Representative Projects

  • Representing California state agency defendants in connection with complex state environmental litigation concerning remediation of the Leviathan Mine Superfund Site, an inactive sulphur mine discharging acid mine drainage into surface waters; work included prevailing on key motions and successful settlement of the case on the third day of a scheduled five-week jury trial (Atlantic Richfield v. State of California, et al., Case No. BC380474, Superior Court of the State of California, County of Los Angeles). Kaplan Kirsch & Rockwell currently advises these clients regarding two remedial investigations, feasibility studies and other compliance with the national contingency plan, among other issues.
  • Advised a reservoir operator regarding what reservoir maintenance activities would trigger mine permitting requirements in Colorado.
  • Represented the current owner in due diligence and acquisition of the Schwarzwalder Mine Site, Golden, Colorado, and negotiation of the associated terms and conditions of the transfer of permits, bonding, and orders governing closure and cleanup; currently represent the owner with respect to the ongoing reclamation and disposition of this site.
  • Represented the current owner in due diligence and acquisition of a former gravel quarry in Cañon City, Colorado, including the transfer of bonds and land use, mining, and Colorado Discharge Permit System permits for the site; currently represent the owner with respect to completing reclamation and terminating the mining permit and discharge permit to allow long term recreational use.
  • Represented a Utah municipality in negotiation of a settlement agreement and order on consent for engineering evaluation/cost analysis and removal action related to discharges from drainage infrastructure constructed within historical mine tailings; currently represent the client in implementation of the agreement and order and various cleanup and development related matters associated with historical mining operations in and around the city.
  • Firm attorney assisted a private responsible party in implementation of a comprehensive package of zoning, development guidelines, and public amenities intended to contribute to a more cost-effective remediation of a large Superfund mining site in Montana.  This representation also included the preparation of extensive public comments, analyses of “applicable or relevant and appropriate” cleanup requirements, and “shadow” assessments designed to facilitate the remedy selection process and to craft an administrative record supporting the client’s preferred remedy if a challenge became necessary.

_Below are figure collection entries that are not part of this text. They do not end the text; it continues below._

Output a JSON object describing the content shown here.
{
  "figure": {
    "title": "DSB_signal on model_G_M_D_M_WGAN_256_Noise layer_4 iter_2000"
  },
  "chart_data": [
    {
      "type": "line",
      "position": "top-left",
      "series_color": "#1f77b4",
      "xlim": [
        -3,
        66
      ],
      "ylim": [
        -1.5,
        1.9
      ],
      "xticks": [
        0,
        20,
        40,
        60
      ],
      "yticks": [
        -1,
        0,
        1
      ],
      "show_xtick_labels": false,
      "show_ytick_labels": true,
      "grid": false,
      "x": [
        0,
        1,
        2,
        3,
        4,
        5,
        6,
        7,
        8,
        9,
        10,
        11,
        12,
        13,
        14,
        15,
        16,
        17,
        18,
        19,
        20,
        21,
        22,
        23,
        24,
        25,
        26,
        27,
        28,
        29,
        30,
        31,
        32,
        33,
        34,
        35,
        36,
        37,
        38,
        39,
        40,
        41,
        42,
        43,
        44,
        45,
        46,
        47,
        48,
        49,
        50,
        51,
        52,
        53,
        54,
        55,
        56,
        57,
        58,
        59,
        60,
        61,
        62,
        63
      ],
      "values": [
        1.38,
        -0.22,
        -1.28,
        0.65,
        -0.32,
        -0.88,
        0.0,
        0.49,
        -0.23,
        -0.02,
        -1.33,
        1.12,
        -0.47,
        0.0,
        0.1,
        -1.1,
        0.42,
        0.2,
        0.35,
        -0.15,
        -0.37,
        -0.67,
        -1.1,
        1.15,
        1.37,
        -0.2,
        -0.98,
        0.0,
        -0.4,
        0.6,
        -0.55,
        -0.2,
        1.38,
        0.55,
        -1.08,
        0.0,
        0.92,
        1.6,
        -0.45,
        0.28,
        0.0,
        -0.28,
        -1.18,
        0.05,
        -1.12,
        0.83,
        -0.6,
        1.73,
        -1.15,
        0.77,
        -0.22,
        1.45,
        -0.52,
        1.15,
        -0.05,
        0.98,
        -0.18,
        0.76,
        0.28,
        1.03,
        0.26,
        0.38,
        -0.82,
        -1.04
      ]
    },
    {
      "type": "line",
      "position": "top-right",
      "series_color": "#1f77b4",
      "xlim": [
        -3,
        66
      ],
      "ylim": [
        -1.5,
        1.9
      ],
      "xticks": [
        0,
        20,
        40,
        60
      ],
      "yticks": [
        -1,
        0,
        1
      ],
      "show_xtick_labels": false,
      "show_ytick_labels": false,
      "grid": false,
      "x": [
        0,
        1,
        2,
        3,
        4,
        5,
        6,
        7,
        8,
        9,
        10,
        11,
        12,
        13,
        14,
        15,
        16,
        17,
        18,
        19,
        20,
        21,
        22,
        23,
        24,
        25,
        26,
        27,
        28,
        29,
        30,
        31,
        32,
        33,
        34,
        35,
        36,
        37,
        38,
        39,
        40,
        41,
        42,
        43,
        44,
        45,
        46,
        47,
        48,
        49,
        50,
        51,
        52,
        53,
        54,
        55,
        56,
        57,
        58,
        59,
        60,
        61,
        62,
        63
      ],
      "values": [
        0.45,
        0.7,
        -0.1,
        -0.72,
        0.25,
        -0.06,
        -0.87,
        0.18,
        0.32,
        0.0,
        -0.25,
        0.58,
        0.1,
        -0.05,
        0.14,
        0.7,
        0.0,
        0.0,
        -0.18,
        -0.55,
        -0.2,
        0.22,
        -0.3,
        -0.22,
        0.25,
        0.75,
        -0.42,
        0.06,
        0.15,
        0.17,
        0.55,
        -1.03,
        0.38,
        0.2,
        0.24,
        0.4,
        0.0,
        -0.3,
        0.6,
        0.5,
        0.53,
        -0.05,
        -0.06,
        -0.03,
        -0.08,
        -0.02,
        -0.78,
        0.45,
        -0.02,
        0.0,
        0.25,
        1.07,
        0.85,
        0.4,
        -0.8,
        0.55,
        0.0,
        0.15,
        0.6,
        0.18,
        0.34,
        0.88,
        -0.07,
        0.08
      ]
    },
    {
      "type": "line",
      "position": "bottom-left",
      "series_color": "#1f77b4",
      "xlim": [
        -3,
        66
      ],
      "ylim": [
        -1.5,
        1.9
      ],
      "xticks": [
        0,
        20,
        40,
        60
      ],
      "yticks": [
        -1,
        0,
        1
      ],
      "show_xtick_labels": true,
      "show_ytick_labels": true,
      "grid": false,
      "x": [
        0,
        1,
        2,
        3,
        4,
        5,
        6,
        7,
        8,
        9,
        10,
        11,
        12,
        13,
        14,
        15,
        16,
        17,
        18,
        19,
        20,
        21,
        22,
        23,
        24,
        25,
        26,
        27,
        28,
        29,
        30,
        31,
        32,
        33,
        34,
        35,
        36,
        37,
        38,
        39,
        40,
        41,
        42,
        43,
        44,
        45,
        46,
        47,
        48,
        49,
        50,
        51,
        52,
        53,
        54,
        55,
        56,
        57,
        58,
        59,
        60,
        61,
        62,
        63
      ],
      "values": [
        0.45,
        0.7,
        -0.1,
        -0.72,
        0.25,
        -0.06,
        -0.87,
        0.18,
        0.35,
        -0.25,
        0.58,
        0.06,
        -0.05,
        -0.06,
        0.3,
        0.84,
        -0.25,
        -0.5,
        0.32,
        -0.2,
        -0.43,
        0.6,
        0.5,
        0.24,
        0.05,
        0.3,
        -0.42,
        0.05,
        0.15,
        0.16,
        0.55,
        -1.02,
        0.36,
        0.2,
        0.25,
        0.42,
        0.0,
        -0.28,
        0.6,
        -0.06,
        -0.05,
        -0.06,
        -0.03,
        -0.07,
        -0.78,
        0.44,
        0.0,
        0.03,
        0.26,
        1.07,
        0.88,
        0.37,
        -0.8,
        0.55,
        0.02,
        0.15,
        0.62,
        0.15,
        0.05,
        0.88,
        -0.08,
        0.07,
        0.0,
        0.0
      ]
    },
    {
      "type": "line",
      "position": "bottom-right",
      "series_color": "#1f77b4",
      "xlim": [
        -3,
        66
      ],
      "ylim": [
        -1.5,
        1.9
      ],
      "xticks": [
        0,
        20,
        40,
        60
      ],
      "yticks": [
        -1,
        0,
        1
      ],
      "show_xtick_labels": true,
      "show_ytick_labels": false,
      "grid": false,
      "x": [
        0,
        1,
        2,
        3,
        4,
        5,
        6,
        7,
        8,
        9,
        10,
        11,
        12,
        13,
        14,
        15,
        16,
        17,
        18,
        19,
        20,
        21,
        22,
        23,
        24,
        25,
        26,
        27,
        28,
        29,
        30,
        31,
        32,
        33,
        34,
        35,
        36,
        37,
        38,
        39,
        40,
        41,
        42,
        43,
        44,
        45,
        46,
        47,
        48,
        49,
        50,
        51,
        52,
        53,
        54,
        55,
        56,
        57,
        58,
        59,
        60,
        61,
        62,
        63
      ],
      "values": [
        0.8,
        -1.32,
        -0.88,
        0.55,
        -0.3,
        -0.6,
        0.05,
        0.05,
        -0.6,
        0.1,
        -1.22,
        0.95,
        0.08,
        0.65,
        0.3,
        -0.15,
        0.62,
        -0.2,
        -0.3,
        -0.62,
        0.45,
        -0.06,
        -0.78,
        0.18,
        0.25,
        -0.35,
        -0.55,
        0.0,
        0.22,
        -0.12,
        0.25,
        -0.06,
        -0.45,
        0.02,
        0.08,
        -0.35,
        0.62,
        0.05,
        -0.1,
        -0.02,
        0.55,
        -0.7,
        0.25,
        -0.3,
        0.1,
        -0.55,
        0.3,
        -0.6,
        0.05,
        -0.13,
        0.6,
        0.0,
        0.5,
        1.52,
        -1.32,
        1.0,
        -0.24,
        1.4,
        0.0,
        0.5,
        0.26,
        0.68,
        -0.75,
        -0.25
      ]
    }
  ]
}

  • Firm attorney represented EPA as the principal architect and lead federal negotiator for one of the largest and most innovative settlements in the history of the Superfund program; negotiated environmental cost overrun insurance, a finite risk policy, indemnities, corporate guarantees, bonds, and other insurance and finance tools to secure perpetual treatment of acid mine drainage pollution containing toxic metals, which if left untreated, would threaten critical spawning habitat for a number of endangered species.  Followed successful litigation on the merits (U.S. v. Iron Mountain Mines, Inc., 987 F. Supp. 1277 (E.D. Cal. 1997); U.S. v. Iron Mountain Mines, Inc., 987 F. Supp. 1263 (E.D. Cal. 1997); U.S. v. Iron Mountain Mines, Inc., 987 F. Supp. 1233 (E.D. Cal. 1997)).
  • Firm attorney represented California state agency in negotiating and overseeing a consent agreement for long term mine remediation addressing both discharges to surface water and groundwater and management of historical mine tailings.